- Associated Press - Monday, June 8, 2015

NORFOLK, Va. (AP) - A federal lawsuit has been filed in a dispute over hulks of old ships floating in the Elizabeth River.

Nearby landowner Carmelo Gomez filed the lawsuit asking a judge to force Timothy Mullane, who owns about 10 ships in the waterway, to move the ships, the Virginian-Pilot reports (http://bit.ly/1KkTiwh).

“He brings in these vessels, and they just sit there,” Gomez’s sister-in-law Regina Gomez said.

The Gomezes say the ships are an environmental hazard and depress their property value.

The State Department of Environmental Quality has cited Mullane for diesel fuel spilling from a ship lying on its side. The Norfolk Wetlands Board has fined him twice for disturbing and destroying wetlands.

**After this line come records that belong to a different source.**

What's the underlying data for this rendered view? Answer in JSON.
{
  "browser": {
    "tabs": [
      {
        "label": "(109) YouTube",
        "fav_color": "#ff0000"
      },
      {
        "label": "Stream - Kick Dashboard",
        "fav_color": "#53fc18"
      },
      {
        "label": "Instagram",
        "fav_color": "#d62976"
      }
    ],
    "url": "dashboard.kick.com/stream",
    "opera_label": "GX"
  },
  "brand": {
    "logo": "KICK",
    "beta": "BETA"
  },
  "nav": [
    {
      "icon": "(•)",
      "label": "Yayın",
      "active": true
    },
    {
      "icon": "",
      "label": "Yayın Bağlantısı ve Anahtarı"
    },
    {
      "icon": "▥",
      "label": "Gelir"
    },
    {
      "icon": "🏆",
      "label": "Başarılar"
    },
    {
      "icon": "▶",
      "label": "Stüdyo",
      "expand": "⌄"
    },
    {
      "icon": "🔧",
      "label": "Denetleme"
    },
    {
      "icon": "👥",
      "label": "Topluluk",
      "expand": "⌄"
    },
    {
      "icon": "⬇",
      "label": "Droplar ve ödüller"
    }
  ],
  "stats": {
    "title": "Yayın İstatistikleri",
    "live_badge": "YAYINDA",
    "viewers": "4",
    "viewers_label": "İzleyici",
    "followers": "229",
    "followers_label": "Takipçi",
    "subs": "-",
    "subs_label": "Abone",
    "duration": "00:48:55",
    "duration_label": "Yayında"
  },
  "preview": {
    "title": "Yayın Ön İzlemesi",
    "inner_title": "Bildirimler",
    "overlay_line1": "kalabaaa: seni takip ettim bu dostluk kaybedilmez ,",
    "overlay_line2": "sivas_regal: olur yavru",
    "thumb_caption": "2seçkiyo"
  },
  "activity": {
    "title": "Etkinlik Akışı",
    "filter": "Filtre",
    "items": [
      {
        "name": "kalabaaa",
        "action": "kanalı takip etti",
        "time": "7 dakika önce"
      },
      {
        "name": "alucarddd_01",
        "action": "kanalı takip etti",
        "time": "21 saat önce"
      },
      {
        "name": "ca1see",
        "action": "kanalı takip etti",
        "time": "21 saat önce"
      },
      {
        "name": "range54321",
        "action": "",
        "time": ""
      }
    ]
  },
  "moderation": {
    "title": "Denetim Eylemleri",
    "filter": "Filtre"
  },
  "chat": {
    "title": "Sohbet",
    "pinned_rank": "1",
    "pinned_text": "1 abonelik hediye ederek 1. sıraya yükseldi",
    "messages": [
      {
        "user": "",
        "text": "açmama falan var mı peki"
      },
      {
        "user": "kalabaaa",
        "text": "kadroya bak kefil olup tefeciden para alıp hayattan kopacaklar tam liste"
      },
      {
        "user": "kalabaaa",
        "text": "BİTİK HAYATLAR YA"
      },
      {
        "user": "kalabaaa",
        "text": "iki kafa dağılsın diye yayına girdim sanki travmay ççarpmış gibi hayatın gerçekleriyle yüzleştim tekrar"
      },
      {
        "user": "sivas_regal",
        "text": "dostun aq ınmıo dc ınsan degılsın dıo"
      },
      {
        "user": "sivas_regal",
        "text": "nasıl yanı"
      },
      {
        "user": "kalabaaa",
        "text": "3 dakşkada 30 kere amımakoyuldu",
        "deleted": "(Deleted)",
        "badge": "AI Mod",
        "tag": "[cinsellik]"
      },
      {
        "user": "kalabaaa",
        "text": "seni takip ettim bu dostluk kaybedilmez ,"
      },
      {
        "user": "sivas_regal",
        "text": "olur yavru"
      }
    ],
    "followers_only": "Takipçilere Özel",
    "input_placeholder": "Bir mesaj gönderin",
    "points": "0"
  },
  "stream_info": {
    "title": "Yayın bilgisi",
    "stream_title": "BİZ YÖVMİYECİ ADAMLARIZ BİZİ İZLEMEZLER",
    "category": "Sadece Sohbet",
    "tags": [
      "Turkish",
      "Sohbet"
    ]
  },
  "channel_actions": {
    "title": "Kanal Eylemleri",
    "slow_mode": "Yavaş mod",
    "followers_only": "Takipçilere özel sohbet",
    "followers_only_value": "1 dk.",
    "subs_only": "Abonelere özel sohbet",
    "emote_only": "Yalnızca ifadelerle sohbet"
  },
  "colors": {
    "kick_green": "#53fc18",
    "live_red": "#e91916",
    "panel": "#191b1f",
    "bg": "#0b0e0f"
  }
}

Mullane says some of the ships will soon be gone and sunk to make artificial reefs.

“I’m in the business of creating beneficial habitat by creating artificial reefs,” Mullane said. “We like to think we’re doing good in this world.”

The ships, some more than 200 feet long, pack the unnamed inlet at the foot of the Campostella Bridge.

The vessels include the 205-foot Coast Guard cutter Tamaroa, best known for its role in the rescue made famous by the book and movie “The Perfect Storm.”